The Everett City Council is considering a new law that would make it a crime to expose children to dangerous drugs such as fentanyl, heroin, and cocaine.
Under a proposed ordinance now before the council, knowingly or recklessly exposing a child to certain controlled substances would become a gross misdemeanor punishable by up to 364 days in jail and a $5,000 fine.
City officials say the measure is aimed at closing a gap in Washington law that currently focuses primarily on methamphetamine exposure.
Why Everett Is Proposing The Law
According to the ordinance proposal, the Everett Police Department has investigated 33 overdose cases involving minors since 2019, including one fatal incident. More than one-third of those cases involved children between the ages of 1 and 3.
Several of those incidents involved fentanyl exposure, including the fatal overdose, according to city officials.
Everett leaders said young children are particularly vulnerable because drugs can appear in forms that resemble everyday items. Controlled substances are often manufactured as powders, pills, candies, nasal sprays, or liquids, increasing the risk that children could accidentally ingest them.
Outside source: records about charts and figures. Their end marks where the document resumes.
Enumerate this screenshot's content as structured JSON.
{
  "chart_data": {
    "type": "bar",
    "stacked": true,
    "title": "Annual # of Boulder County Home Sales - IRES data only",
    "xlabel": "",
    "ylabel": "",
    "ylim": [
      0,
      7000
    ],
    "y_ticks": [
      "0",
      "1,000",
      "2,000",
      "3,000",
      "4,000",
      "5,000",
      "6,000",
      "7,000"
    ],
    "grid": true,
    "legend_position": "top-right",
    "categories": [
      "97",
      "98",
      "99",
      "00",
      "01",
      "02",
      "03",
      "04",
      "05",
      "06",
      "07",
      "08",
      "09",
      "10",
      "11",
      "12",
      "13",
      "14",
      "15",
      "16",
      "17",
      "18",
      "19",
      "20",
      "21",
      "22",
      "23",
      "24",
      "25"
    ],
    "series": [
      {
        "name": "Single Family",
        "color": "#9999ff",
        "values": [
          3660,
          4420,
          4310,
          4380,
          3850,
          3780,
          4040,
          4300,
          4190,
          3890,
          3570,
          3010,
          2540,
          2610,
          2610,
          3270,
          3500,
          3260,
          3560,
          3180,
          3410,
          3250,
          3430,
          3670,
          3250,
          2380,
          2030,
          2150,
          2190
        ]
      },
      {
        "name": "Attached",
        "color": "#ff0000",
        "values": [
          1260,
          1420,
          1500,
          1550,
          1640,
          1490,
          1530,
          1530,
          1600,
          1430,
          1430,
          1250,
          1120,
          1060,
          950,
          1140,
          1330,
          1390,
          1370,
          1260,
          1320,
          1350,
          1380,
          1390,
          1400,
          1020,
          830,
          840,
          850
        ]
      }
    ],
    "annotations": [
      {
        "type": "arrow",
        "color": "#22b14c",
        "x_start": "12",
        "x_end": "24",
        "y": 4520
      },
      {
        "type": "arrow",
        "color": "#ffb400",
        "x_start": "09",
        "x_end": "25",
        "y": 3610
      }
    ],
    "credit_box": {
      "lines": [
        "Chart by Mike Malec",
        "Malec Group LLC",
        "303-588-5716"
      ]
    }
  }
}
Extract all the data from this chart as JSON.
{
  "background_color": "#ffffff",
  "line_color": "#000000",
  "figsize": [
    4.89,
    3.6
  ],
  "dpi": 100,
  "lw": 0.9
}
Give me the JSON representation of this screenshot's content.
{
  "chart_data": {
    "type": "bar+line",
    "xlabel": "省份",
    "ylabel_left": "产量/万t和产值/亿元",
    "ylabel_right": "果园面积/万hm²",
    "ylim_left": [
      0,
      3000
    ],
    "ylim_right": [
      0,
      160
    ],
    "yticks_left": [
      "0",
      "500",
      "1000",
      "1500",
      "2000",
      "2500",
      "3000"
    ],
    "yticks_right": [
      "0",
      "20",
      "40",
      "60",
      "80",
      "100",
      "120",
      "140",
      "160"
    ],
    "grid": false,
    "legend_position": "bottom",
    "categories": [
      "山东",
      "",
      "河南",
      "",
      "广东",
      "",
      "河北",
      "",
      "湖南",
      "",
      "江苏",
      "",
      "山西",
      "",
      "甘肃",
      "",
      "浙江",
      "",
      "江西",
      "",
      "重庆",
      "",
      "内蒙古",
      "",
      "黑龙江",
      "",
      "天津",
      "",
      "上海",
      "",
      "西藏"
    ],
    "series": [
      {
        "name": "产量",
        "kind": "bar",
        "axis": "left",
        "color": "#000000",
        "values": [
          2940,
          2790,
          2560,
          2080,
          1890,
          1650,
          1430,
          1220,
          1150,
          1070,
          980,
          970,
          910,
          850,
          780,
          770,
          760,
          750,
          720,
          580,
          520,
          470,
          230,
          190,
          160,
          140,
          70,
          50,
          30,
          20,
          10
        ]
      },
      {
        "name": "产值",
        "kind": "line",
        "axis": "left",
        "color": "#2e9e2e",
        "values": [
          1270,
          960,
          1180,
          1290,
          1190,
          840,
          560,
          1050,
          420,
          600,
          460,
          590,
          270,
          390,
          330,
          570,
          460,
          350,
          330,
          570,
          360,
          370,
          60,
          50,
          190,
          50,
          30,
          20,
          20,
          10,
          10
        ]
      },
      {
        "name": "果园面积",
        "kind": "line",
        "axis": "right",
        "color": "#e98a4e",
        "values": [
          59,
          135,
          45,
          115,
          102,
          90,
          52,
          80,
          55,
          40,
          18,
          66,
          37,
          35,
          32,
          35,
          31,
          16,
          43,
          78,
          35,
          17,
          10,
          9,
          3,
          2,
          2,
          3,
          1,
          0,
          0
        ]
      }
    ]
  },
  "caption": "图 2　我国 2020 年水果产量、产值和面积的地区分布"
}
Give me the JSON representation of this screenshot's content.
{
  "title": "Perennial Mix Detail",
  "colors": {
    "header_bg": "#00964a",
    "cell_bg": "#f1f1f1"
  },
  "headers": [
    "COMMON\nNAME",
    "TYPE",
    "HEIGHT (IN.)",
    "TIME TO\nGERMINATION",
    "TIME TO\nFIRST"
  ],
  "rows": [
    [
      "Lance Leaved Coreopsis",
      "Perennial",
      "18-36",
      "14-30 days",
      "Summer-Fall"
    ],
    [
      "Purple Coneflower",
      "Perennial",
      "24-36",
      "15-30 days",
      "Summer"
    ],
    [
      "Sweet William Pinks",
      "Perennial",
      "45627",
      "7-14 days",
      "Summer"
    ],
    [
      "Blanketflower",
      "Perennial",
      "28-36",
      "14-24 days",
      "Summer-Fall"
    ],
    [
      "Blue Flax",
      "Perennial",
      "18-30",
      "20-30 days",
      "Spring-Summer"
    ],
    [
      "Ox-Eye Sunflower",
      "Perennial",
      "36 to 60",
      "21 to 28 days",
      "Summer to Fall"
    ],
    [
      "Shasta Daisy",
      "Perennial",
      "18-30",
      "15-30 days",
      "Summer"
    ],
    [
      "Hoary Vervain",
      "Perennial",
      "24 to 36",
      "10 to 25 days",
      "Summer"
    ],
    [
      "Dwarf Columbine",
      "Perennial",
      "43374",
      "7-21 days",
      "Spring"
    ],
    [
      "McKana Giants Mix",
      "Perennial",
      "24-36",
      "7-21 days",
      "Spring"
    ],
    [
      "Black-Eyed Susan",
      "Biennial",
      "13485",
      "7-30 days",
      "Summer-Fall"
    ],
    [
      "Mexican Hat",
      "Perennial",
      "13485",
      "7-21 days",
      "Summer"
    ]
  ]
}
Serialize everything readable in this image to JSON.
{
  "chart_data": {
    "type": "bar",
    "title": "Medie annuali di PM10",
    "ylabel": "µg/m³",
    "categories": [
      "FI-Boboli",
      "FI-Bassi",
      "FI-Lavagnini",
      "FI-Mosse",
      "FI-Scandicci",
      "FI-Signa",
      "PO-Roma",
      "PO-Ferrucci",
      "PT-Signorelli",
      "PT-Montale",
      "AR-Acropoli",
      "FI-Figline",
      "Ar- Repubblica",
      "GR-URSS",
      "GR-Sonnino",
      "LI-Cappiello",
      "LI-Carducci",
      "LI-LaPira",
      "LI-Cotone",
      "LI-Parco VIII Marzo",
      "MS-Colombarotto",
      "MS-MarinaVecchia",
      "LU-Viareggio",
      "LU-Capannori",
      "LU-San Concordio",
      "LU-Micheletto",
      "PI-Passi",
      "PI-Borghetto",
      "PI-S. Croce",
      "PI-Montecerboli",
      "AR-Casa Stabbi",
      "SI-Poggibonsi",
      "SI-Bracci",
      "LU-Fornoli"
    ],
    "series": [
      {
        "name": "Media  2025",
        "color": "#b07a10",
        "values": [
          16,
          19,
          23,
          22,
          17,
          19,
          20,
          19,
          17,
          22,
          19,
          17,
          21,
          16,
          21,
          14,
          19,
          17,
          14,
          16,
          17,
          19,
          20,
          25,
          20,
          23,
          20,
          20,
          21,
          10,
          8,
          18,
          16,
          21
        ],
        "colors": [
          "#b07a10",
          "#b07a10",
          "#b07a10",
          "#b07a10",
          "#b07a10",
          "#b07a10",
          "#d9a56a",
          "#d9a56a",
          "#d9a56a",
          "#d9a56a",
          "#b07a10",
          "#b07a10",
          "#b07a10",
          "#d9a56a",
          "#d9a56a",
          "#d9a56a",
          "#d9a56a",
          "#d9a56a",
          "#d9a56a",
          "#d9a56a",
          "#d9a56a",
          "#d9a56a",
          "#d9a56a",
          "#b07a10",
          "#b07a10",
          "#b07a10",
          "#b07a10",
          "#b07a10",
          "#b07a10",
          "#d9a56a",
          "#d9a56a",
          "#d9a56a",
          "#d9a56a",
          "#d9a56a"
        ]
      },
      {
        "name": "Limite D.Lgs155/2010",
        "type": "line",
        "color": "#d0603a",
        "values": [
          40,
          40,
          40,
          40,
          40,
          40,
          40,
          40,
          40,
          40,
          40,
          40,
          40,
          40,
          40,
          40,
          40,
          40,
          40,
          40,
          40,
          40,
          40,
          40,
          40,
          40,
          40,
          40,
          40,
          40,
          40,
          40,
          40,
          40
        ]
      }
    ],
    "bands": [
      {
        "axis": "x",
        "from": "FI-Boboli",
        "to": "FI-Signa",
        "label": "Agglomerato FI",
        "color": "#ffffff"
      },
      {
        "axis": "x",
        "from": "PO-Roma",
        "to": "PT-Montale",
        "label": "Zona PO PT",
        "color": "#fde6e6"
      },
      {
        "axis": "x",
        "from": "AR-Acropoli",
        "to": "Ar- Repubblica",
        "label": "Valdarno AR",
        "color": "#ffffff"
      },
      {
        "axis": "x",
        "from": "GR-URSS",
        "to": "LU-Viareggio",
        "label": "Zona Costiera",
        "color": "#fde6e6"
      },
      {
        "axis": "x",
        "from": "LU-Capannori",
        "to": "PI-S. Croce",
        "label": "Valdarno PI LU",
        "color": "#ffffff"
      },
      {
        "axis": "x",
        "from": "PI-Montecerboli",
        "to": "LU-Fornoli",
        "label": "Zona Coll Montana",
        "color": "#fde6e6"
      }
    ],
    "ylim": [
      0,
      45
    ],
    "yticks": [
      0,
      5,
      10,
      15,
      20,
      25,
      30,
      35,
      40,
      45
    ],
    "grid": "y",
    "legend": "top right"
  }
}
What The Ordinance Would Do
The proposal would add a new section to the Everett Municipal Code called “Endangerment with a Controlled Substance.”
Under the law, a person could be charged if they knowingly or recklessly cause a child under 18 to:
- ingest
- inhale
- absorb
- or come into contact with
a Schedule I or Schedule II controlled substance, such as fentanyl, heroin, LSD, ecstasy, or cocaine.
The ordinance also covers situations where a child is exposed to smoke containing those substances.
Providing medication to a child through a valid prescription would not violate the law, proponents said.
A Gap In State Law
Washington already makes it a class B felony to expose children to methamphetamine or chemicals used to produce it, but efforts to expand that law to include fentanyl and other synthetic opioids have stalled in the state legislature.
The Everett proposal is intended to fill that gap at the local level while encouraging lawmakers in Olympia to adopt broader statewide protections.
What Happens Next
The Everett City Council received a briefing on the ordinance on Feb. 25 and held its second reading on March 4, according to the agenda materials. A final vote is expected March 11.